We’ve already been bombarded with commercials and advertising that urge us to purchase holiday gifts. The ads may feature perfect smiling people in idyllic settings. We can count on there being some sort of holiday background music–perhaps sleigh-bells or a vaguely Christmassy jingle. A touch of sparkle will appear at some place in the commercials. The ads remind us that it is time to spend generously on stuff to give to the people we hold in high regard.
The act of giving is a virtuous one if it is done in the spirit of not expecting something in return. Giving in this manner is easier when the gift is for a child. We see the happy kid who opens her gift with anticipation. The joy is almost overwhelming. Such innocent gift giving is a manifestation of forgetting oneself and making time for other people. Such a scenario is the ideal.
Oftentimes, the reality is less than perfect. The child may have higher expectations about receiving a certain toy or device than we can afford. Or an adult on our list may interpret a gift as a symbol of how much love we feel towards her or him. There is a lot of entitlement and comparison going on.
So many of us give with a business-like expectation of receiving a gift of comparable or greater monetary value from the other person. It’s all about oneself and how much we can accumulate. There is much disappointment about the material gifts. That’s why the day after Christmas is one of the busiest times of the year for clerks at the return and exchange desks of department stores. It’s so easy to become cynical about the act of gift-giving that we give gift certificates and gift cards. Somewhere along the line society has discarded the meaningful and stresses the acquisition part of the holiday season.

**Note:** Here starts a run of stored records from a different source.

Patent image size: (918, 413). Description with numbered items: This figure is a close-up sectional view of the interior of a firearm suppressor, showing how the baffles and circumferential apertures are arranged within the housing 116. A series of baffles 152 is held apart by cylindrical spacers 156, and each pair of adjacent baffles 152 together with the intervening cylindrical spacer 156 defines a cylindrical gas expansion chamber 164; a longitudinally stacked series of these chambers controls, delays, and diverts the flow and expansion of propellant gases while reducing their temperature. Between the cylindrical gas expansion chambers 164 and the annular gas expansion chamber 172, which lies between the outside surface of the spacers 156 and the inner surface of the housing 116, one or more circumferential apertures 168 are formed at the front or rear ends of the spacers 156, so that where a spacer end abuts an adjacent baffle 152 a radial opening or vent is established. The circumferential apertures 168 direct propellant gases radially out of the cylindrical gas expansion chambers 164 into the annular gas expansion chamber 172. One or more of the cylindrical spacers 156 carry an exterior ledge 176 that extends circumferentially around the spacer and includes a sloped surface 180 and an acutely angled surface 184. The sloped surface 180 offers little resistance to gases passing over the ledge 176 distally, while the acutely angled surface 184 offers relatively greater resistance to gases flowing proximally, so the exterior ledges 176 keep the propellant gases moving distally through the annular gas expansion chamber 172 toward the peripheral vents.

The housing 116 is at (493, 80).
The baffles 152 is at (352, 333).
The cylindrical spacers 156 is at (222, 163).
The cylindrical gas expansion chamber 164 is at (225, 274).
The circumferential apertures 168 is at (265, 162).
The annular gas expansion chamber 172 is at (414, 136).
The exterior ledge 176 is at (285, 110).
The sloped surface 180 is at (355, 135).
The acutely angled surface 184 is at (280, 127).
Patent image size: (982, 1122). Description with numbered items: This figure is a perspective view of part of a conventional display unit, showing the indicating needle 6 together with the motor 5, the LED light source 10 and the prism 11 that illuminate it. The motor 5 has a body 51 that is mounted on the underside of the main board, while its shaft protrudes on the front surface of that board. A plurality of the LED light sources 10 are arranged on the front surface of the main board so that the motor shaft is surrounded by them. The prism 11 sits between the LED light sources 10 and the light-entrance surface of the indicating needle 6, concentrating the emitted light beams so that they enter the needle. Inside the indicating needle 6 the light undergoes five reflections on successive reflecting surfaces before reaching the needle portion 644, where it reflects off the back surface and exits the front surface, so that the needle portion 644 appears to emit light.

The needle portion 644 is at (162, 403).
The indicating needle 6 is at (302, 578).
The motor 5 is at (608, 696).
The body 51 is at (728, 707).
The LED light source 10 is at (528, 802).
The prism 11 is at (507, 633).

The gift giving and receiving season doesn’t have to be such a sordid affair. We can take a step back to ponder the bonds we have with family, friends, and society. We remember that those bonds are rarely a balanced algebraic equation. Gift giving is not meant to be business transactions with balance sheets and their obligatory debt and debit columns. Did he spend as much on me as I spent on him? If we contribute to our favorite charities, do we expect something back in return?
Our relationships are always in flux because change is the nature of the Universe. Familial and friendship relationships are not always about taking and giving equally. What they are is something more nuanced. The friendship is knowing who will be there for you when you need consolation or help and that you will be there for your friend when he has tough times. The relationship isn’t a tit for tat type of Karma.
Relationships are more or less abstract, spontaneous feelings of mutual generosity. It doesn’t have to be Christmas, Hanukkah, or Kwanzaa to manifest. When we engage empathy and compassion when obtaining gifts for family and friends we remember that every adult was once a child. There remains, an inner child that lingers in the mind. The holidays and birthdays are good times to profoundly address your loved ones’ inner children, just as we would do in the case of actual children.
Every day, not just during the December holidays, we have plenty of opportunities to feel generous, joyful, and playful. What we are doing when we go with these positive emotions is to empower ourselves by enabling others to feel similar emotions. We share something good about ourselves and somehow this causes betterment in our own lives in some way.
The Blue Jay of Happiness ponders something from poet and writer, Robert Louis Stevenson. “You can give without loving, but you can never love without giving.”